萧明远转身离开,片刻后他又带着下人进来。
「砰」的一声,百只装满金子的檀木箱子砸在我院内。
萧明远掐着我的腰将我拽近,温热的唇擦过耳垂:
「公主又当如何?」
他指尖挑开我颈间的盘扣,露出锁骨下狰狞的淤斑:
「用这副咯血的身子,还是......」
我扬脚将木箱踢翻,金灿灿的金子扑面落了赵微柔满身。
「本宫忽然嫌脏了。」
转身时,赵微柔抱着黄金冲萧明远哭喊:
「殿下定是误会驸马了!」
我扶着朱门轻笑。
误会他夜夜留宿教坊司是逢场作戏?误会他重金赎这清倌是为气我?
可我的金丝楠棺木都打好了,哪还有力气同他演痴男怨女。
白日里太医诊脉时的叹息犹在耳边:
「公主这病……怕是熬不过明年开春。」
我闭眼苦笑,命人取来安神汤。
药汁苦涩,却能暂缓这蚀骨之痛。
侍女退下后,我倚着软枕,恍惚想起十六岁那年的生辰。
彼时萧明远尚是寒门学子,一身粗布青衫立在公主府外,怀中却珍而重之地捧着一方油纸包。
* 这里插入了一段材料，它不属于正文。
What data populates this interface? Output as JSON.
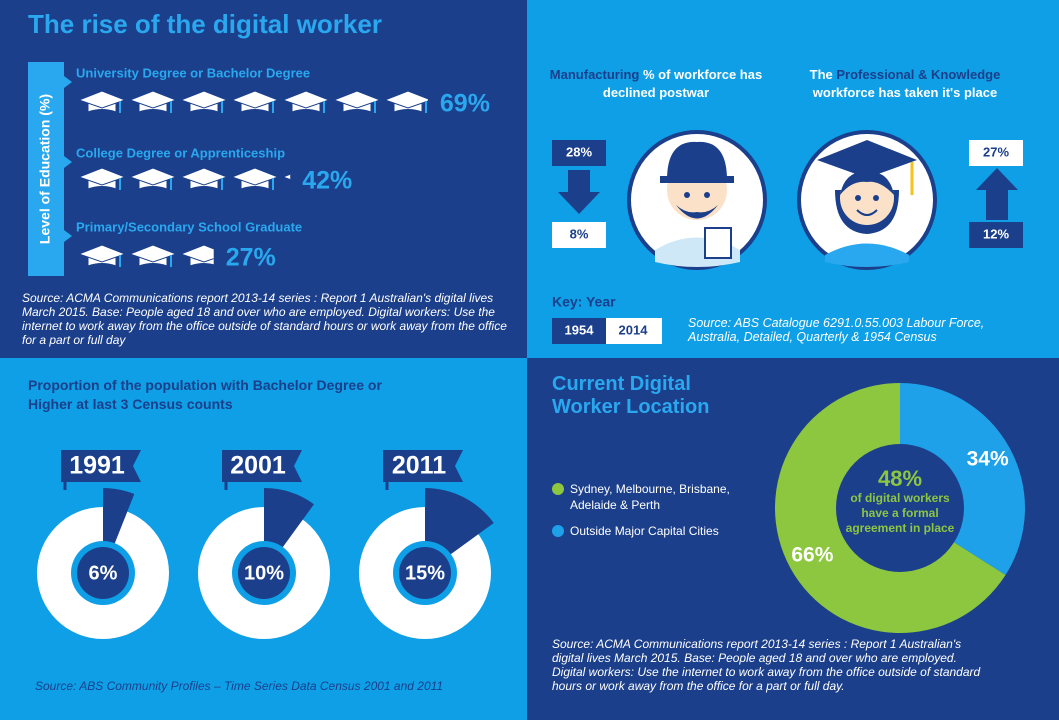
{
  "title": "The rise of the digital worker",
  "education": {
    "axis_label": "Level of Education (%)",
    "rows": [
      {
        "label": "University Degree or Bachelor Degree",
        "value": 69,
        "value_label": "69%"
      },
      {
        "label": "College Degree or Apprenticeship",
        "value": 42,
        "value_label": "42%"
      },
      {
        "label": "Primary/Secondary School Graduate",
        "value": 27,
        "value_label": "27%"
      }
    ],
    "source": "Source: ACMA Communications report 2013-14 series : Report 1 Australian's digital lives March 2015. Base: People aged 18 and over who are employed. Digital workers: Use the internet to work away from the office outside of standard hours or work away from the office for a part or full day"
  },
  "workforce": {
    "groups": [
      {
        "heading": [
          {
            "text": "Manufacturing",
            "highlight": true
          },
          {
            "text": "% of workforce has declined postwar"
          }
        ],
        "values": [
          28,
          8
        ],
        "value_labels": [
          "28%",
          "8%"
        ]
      },
      {
        "heading": [
          {
            "text": "The"
          },
          {
            "text": "Professional & Knowledge",
            "highlight": true
          },
          {
            "text": "workforce has taken it's place"
          }
        ],
        "values": [
          12,
          27
        ],
        "value_labels": [
          "12%",
          "27%"
        ]
      }
    ],
    "key": {
      "label": "Key: Year",
      "years": [
        1954,
        2014
      ]
    },
    "source": "Source: ABS Catalogue 6291.0.55.003 Labour Force, Australia, Detailed, Quarterly & 1954 Census"
  },
  "census": {
    "title": "Proportion of the population with Bachelor Degree or Higher at last 3 Census counts",
    "items": [
      {
        "year": 1991,
        "value": 6,
        "value_label": "6%"
      },
      {
        "year": 2001,
        "value": 10,
        "value_label": "10%"
      },
      {
        "year": 2011,
        "value": 15,
        "value_label": "15%"
      }
    ],
    "source": "Source: ABS Community Profiles – Time Series Data Census 2001 and 2011"
  },
  "location": {
    "title": "Current Digital Worker Location",
    "segments": [
      {
        "name": "Sydney, Melbourne, Brisbane, Adelaide & Perth",
        "value": 66,
        "value_label": "66%",
        "color": "#8dc63f"
      },
      {
        "name": "Outside Major Capital Cities",
        "value": 34,
        "value_label": "34%",
        "color": "#1ea1e8"
      }
    ],
    "center_value": 48,
    "center_value_label": "48%",
    "center_text": "of digital workers have a formal agreement in place",
    "source": "Source: ACMA Communications report 2013-14 series : Report 1 Australian's digital lives March 2015. Base: People aged 18 and over who are employed. Digital workers:  Use the internet to work away from the office outside of standard hours or work away from the office for a part or full day."
  }
}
我提着裙摆奔至朱门边,见他冻得指尖通红,却笑得温柔:
「殿下,这是东街新出的桂花蜜糕,你尝尝。」
那油纸里裹着的糕点早被风雪浸得发潮,甜腻中泛着苦,我却一口一口咽得干净。
他替我拢紧狐毛披风,低声道:
「臣无能,连块像样的糕点都买不起。」
我攥住他的手,贴在自己发烫的脸颊上:
「明远,这桂花糕是天底下最好吃的。」
后来他高中状元,娶了我,成了权倾朝野的驸马。
府中库房堆满御赐珍馐,可再没人会捧着淋湿的糕点,在雪中等我。
半梦半醒间,忽听外头一阵喧哗。
「驸马回府了!」
我挣扎起身,赤足踩在冰凉的地砖上。
雕花门被猛地推开,萧明远一身玄色官袍立在月光下,眉眼冷冽如刀。
他手中提着一盒描金食匣,随手扔在案几上。
「你要的桂花糕。」他勾唇冷笑,眼底却无半分温度。
我盯着那食匣,忽觉荒唐。
从前他冒雪送一块发潮的糕点,如今随手便能掷来一盒御膳房的贡品。
可我要的,从来都不是桂花糕。
「驸马今日倒得空。」
我垂眸,指尖摩挲着案几上的纹路。
「赵姑娘可安置妥帖了?听闻你上月连西苑都拨给她住了。」
萧明远倏地逼近,抬手掐住我的下颌:
「慕容朝颜,你如今连装大度都懒得了?」
喉间涌上腥甜,我强咽下血沫,嗤笑一声。